Piercing the Cultural Whiteness: Empathy and Survival Through the Lens of Silvia Abisaab
Silvia Beatriz Abisaab’s practice is one of reciprocity, giving care and attention to her
subjects. She uses photography and video to document the humanity in the lives of people
and communities, while providing access into the intimate spaces of others.
For my latest curatorial endeavor ¿Qué Pasa, USA?, I originally invited the artist to expand
her series Latinx in KCMO (2016), an interview and photography project that honors and
reveals the untold narratives of ordinary Latinx individuals in a seemingly homogenous
Midwestern city. Abisaab’s practice of uncovering the unnoticed empathetically, as well as
her ability to connect with her subjects, originally attracted me to her work. While three
photographs from the Latinx in KCMO series were featured, the artist’s centerpiece was a
new video performance specifically created for the exhibition. It was this shift from her
documentarian practice, into one of self-reflexive investigation, that excited and intrigued me
throughout our process of working together.
Expanding from her usual form, Abisaab uses herself as the subject of this new 15-minute
color video work titled As I reflect, I cry (2016). The video begins with a blank gray
background, and then the artist’s hands enter frame. She interlocks her fingers and places
her forearms on the gray table emitting sense of composure and strength. In the middle of
the frame, the artist places an image of a joyful, young adolescent girl wearing a bright pink tshirt
with decorative lime green flowers. One hand holds the photograph in place, and the
other is twiddling a pushpin in a menacing, yet calm manner. The artist begins to deliberately
outline the face in the image with the point of the pin, then rips out the perforated chunk and
pierces it repeatedly. Frantically, she begins to scratch away at the image, tearing away
pieces in between this violent action and throwing the remnants away. She persists until the
torn, minuscule pieces disappear and nothing is left.
There is a pause and the artist’s hands retreat. We are left with the flat gray tabletop for a
few seconds until a new photograph appears and the process begins again—a
contemplative attack on images of the artist’s adolescent self. She does this with four
photographs in total; the last one is a recent image of herself.
Abisaab was born in Kansas City and raised in Oklahoma. She is a mixed race individual of
Italian and Lebanese heritage with cultural ties to Ecuador and Guatemala, where her
parents are from. With her father in the military, the artist’s perspective on being American is
one of inclusion and plurality, accompanied by the narrative and values of The American
Dream;where life, liberty, and the pursuit of happiness is afforded to all. It was soon after
September 11, 2001 that an adolescent Abisaab, growing up in Oklahoma, experienced
heightened aggressions and microaggressions based on her physical appearance. Her
friends at school would serve as a reminder of her “Otherness,” from directing slurs such as
“terrorist” at her, to more subtle digs to her strong features like her thick eyebrows or
pronounced nose. It is only until recently that she has focused on her experience with
identity, visibility, and physical representation as a woman of color in her work.

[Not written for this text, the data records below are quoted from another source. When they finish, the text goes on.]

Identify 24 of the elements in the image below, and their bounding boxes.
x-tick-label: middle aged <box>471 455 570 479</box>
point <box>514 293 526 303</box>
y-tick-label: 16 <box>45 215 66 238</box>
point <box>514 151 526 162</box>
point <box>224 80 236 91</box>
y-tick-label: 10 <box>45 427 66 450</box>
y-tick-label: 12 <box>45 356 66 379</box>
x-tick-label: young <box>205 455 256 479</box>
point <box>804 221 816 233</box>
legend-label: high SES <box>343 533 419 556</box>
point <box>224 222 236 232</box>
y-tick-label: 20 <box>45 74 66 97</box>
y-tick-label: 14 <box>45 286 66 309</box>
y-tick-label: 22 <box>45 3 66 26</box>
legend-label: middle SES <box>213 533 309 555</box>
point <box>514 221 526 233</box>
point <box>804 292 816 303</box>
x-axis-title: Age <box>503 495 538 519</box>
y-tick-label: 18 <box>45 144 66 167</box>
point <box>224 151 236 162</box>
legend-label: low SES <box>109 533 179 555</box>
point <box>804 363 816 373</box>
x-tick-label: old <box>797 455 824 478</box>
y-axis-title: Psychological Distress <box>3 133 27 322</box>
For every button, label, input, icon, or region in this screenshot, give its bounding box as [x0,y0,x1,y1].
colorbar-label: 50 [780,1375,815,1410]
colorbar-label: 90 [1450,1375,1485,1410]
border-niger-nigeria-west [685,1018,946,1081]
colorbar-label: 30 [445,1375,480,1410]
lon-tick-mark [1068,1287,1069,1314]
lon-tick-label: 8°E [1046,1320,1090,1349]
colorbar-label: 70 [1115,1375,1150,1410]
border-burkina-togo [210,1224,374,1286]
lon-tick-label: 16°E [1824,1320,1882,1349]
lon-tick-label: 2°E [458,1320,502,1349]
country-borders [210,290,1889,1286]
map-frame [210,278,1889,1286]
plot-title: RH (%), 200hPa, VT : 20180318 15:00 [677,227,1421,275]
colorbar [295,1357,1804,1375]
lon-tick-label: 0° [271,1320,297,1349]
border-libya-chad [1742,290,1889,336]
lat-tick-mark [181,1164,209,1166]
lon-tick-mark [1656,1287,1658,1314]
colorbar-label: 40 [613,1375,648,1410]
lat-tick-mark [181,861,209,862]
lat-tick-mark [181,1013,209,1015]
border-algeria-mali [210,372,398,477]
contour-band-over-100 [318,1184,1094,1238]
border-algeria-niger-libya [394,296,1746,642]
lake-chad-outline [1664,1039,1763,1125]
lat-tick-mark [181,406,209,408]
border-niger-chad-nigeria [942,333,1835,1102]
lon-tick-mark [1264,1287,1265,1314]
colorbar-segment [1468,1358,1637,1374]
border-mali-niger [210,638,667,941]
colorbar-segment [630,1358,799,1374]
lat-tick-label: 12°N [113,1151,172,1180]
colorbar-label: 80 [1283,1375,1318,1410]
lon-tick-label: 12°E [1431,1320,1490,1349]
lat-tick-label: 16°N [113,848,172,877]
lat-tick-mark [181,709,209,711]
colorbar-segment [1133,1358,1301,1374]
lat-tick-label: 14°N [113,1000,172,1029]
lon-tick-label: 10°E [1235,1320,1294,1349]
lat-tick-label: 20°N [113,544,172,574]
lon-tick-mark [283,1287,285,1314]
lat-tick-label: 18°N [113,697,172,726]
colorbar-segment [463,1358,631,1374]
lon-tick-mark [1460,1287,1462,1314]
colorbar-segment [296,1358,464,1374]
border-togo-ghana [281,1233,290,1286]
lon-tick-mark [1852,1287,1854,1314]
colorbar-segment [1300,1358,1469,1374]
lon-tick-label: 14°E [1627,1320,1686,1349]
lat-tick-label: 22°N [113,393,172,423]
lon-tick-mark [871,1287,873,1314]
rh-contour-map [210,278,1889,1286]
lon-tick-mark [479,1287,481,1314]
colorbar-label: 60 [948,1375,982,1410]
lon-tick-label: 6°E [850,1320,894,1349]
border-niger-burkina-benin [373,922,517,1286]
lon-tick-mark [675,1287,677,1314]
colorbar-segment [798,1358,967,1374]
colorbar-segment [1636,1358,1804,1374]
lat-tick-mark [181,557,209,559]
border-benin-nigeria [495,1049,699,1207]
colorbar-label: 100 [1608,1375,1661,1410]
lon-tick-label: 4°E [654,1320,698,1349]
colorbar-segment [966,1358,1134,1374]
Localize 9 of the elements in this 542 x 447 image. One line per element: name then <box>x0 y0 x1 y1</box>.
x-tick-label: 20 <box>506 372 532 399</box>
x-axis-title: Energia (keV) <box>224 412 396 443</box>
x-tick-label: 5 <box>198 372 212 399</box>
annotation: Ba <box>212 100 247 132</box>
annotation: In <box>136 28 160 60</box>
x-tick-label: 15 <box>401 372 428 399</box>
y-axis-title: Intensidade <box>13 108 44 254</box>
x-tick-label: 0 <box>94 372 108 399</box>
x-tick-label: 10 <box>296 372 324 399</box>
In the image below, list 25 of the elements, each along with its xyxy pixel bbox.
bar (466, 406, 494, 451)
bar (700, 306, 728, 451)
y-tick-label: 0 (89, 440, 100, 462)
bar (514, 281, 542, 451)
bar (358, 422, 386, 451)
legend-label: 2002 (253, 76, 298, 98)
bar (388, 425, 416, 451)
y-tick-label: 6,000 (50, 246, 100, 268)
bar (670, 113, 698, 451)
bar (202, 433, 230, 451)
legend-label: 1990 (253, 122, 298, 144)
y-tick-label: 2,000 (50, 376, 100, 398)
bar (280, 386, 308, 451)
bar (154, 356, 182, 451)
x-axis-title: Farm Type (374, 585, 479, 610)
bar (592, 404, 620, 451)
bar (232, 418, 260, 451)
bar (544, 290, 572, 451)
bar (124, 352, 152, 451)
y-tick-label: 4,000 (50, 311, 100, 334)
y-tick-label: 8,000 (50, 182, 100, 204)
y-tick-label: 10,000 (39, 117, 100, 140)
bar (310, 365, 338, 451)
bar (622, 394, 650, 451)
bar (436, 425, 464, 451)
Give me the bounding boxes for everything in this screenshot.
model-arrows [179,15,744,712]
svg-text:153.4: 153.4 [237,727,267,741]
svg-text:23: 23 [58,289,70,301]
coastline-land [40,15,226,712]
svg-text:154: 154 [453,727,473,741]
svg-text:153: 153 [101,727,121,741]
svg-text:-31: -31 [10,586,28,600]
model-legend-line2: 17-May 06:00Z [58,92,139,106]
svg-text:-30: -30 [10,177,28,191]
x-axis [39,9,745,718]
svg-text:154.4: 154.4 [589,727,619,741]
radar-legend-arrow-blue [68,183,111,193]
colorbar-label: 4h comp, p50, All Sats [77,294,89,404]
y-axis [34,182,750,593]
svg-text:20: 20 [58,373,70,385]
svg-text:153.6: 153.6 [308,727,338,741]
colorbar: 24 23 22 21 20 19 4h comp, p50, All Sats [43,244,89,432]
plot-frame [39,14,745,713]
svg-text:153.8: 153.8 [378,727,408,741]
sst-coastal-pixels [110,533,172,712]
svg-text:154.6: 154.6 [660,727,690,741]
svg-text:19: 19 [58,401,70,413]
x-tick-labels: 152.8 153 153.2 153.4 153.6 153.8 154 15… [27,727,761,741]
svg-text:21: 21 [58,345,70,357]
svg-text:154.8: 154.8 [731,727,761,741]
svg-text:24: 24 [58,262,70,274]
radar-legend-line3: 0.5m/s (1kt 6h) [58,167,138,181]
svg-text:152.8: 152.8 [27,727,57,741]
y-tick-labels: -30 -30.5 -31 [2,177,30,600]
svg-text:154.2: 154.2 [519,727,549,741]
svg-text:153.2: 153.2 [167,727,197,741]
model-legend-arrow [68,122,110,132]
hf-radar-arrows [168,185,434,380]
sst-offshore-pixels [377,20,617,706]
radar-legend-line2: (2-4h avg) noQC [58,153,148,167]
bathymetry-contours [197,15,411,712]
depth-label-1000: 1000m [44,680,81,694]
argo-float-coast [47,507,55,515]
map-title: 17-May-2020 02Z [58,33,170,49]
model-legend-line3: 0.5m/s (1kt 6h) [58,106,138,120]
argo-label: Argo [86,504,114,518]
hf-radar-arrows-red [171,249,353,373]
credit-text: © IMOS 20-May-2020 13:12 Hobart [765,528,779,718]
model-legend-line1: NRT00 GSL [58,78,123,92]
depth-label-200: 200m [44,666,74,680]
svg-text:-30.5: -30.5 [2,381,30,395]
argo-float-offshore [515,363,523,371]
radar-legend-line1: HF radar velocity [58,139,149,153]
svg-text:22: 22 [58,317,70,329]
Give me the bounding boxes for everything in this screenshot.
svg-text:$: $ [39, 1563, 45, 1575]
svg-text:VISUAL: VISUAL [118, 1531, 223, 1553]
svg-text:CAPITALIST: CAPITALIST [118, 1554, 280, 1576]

In As I reflect, I cry, Abisaab tackles the complexities of being and feeling different while
trying to assimilate to the dominant culture. She presents a layered perspective that
communicates the aggression toward oneself, a kind of self-deprecation produced by a
society that marginalizes and excludes people based on trivial things, such as physical
attributes. With each scratch and puncture, she inflicts pain on herself, or rather
representations of herself. Viewers understand, or even relate to, the artist rejecting the
adolescent versions of herself who is trying her hardest to assimilate. But, it is the last image
—a very recent photograph of Abisaab—that is the most impactful. The artist doesn’t grant
us a resolution, but rather emphasizes the lasting impact of existing and surviving in a
prejudiced environment: internalized self-loathing. It is through this specificity, and the
cyclical video, that Abisaab succinctly conveys a universal experience of many People of
Color, one in which we are not only trying to survive the external consequences of our
difference, but also maintain our sanity from the psychological effects of the condition of
Whiteness.
The power of Abisaab’s work is in her understanding of the camera and specifically the lens
through which she shifts the viewer’s gaze, inviting them to consider the world from another’s
perspective. Making images, whether through photography, video, or installation, are all part
of her consciousness as an artist, where she acknowledges the power of the image in both
its physicality and ephemerality. Abisaab’s work induces respect, sensitivity, and compassion
for her subjects and herself, while still critical of the oppressive behaviors and conditions that
exist, prompting us to recognize our complicity in these systems.